← Projects

orbis-v1

AI-powered video editor built in Zig. A high-performance inference server backed by ONNX Runtime and AMD ROCm/HIP drives face detection, embedding, and swapping — all composable as JSON playbooks. Python GUI on top for timeline editing and real-time preview.

wip

ZigONNX/ORTROCm/HIPHIPRTCOpenCVPythonPyAVFFmpegRaylibDear ImGui

Demos & Screenshots

Inference server processing — Zig-based ORT pipeline with face detection and embedding running against test frames.

GUI editor session — timeline view, frame scrubbing, and the per-frame metadata system coming together.

Playbook pipeline run — multi-step JSON playbook chaining face detection → embedding → swap ops in a single pass.

orbis-v1 is a video editor built around a custom inference engine. The core is written in Zig — a compiled server that wraps ONNX Runtime and OpenCV behind a clean JSON pipe protocol, with GPU acceleration via AMD ROCm/HIP for custom image kernels. A Python layer sits on top handling video I/O, the GUI, and project state.

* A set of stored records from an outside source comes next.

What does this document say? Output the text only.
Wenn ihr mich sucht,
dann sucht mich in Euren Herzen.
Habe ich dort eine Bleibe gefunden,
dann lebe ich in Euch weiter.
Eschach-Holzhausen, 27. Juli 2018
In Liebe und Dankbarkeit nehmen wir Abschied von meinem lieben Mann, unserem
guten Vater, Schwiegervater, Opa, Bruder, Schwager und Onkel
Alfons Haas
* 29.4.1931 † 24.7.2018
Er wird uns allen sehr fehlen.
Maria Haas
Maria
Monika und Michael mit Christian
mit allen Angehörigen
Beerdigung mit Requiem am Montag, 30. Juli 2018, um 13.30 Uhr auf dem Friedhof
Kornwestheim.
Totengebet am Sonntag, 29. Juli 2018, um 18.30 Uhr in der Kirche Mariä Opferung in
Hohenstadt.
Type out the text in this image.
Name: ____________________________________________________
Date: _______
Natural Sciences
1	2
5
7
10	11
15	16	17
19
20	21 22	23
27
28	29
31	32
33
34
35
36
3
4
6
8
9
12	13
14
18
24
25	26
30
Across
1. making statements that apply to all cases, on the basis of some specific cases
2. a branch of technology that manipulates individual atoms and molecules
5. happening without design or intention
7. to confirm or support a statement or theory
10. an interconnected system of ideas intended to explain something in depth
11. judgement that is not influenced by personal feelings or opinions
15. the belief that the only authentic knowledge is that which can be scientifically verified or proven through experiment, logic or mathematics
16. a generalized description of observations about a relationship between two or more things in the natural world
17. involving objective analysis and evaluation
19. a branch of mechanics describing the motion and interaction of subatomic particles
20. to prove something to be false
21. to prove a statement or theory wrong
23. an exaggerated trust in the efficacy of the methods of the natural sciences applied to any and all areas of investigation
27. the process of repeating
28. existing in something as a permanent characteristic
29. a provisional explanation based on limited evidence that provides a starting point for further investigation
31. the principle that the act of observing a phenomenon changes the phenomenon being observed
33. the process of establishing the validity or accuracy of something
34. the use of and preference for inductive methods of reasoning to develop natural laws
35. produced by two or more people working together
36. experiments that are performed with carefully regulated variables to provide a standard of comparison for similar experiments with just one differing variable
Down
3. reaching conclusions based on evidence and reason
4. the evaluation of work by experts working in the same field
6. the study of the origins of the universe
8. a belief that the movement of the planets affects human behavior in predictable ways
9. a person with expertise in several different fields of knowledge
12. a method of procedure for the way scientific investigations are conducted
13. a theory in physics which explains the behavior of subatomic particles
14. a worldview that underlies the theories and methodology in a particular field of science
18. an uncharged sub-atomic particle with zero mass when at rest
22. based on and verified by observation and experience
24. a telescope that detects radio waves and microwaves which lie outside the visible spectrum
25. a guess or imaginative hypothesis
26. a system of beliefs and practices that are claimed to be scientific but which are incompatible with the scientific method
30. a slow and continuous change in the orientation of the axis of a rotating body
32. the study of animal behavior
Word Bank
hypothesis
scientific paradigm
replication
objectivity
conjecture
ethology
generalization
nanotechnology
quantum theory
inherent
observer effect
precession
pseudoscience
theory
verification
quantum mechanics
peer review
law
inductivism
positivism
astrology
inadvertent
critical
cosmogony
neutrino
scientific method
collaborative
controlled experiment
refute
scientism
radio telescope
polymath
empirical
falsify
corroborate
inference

The idea is to separate the expensive computation (inference, GPU ops) from the editorial layer entirely. The Zig server speaks newline-delimited JSON over stdin/stdout — send it a frame as base64 with a model tag, get structured results back. No ceremony, no RPC overhead. The GUI doesn’t care what’s running inference; it just sends requests and renders results.

The Inference Server

The server is a single Zig binary built around a model registry (models.json) that describes every supported model — its path, its tag, and its configurable options. At runtime it loads whichever session is requested and dispatches to the appropriate op handler.

Supported models:

YuNet — face detection, 5-point landmarks (OpenCV native)
ArcFace w600k_r50 — 512-dim L2-normalized face embeddings
inswapper_128 / simswap_256 / simswap_512 / ghost_unet — face swapping via ORT
DWPose — 133-point COCO-WholeBody pose estimation
FER2013 — 7-class emotion classification
Age / Gender — GoogLeNet attribute models

All ONNX models run through a shared ort.zig wrapper around the ORT C API. No Python, no overhead, direct C interop.

Playbooks

The playbook system is what makes this composable. A playbook is a JSON file defining a directed graph of operations — each play has an id, an op type, optional upstream dependencies, and output routing.

{
  "name": "detect_and_swap",
  "plays": [
    { "id": "detect", "op": "model",   "model": "yunet",      "emit": false },
    { "id": "embed",  "op": "model",   "model": "arcface",    "from": "detect", "emit": false },
    { "id": "swap",   "op": "model",   "model": "inswapper",  "from": "embed",  "emit": true }
  ]
}

Op types: model (ORT inference), builtin (OpenCV — canny, blur, resize, CLAHE, Poisson blend), custom:rocm (GPU kernel dispatch via HIP). The DAG executes in dependency order, each play receiving the output of its upstream as input.

GPU Acceleration

ROCm/HIP handles the custom kernel path. The hiprtc.zig wrapper compiles HIP C++ source at runtime and caches the result — so you can write a .hip kernel file, drop it in, and the server picks it up without a rebuild. GPU tensor management supports HWC_u8, HWC_f32, CHW_f32, and NC4HW4_f32 (RDNA-vectorized layout) memory layouts.

Built-in kernels handle format conversion (BGR↔RGB, HWC↔CHW) and image prep for model input. User-definable kernels live in kernels/user.hip — write your own GPU ops and route to them via playbook.

The GUI

Python on top via Dear ImGui + Raylib. The video player runs in a background thread using PyAV for multi-threaded frame decoding with audio playback. Per-frame metadata (face detections, landmarks, pose, emotion) is stored as JSON alongside the video and loaded lazily on scrub.

The project system tracks keyframes, layer generations, and processing history with autosave. The timeline lets you tag frames, inspect per-frame AI output, and queue processing runs against frame ranges.

Layer Editing

The ORA (OpenRaster) format is used for multi-layer composition — fully compatible with Krita. Frame layers are written back into ORA stacks after processing, preserving the editing history as actual layer data you can open in any ORA-compatible tool.

Status

Active development. The inference server architecture is stable. GUI and project system are being refined. orbis-v1 is the prototype stage; the full orbvis-v1 rewrite consolidates everything into a single clean system.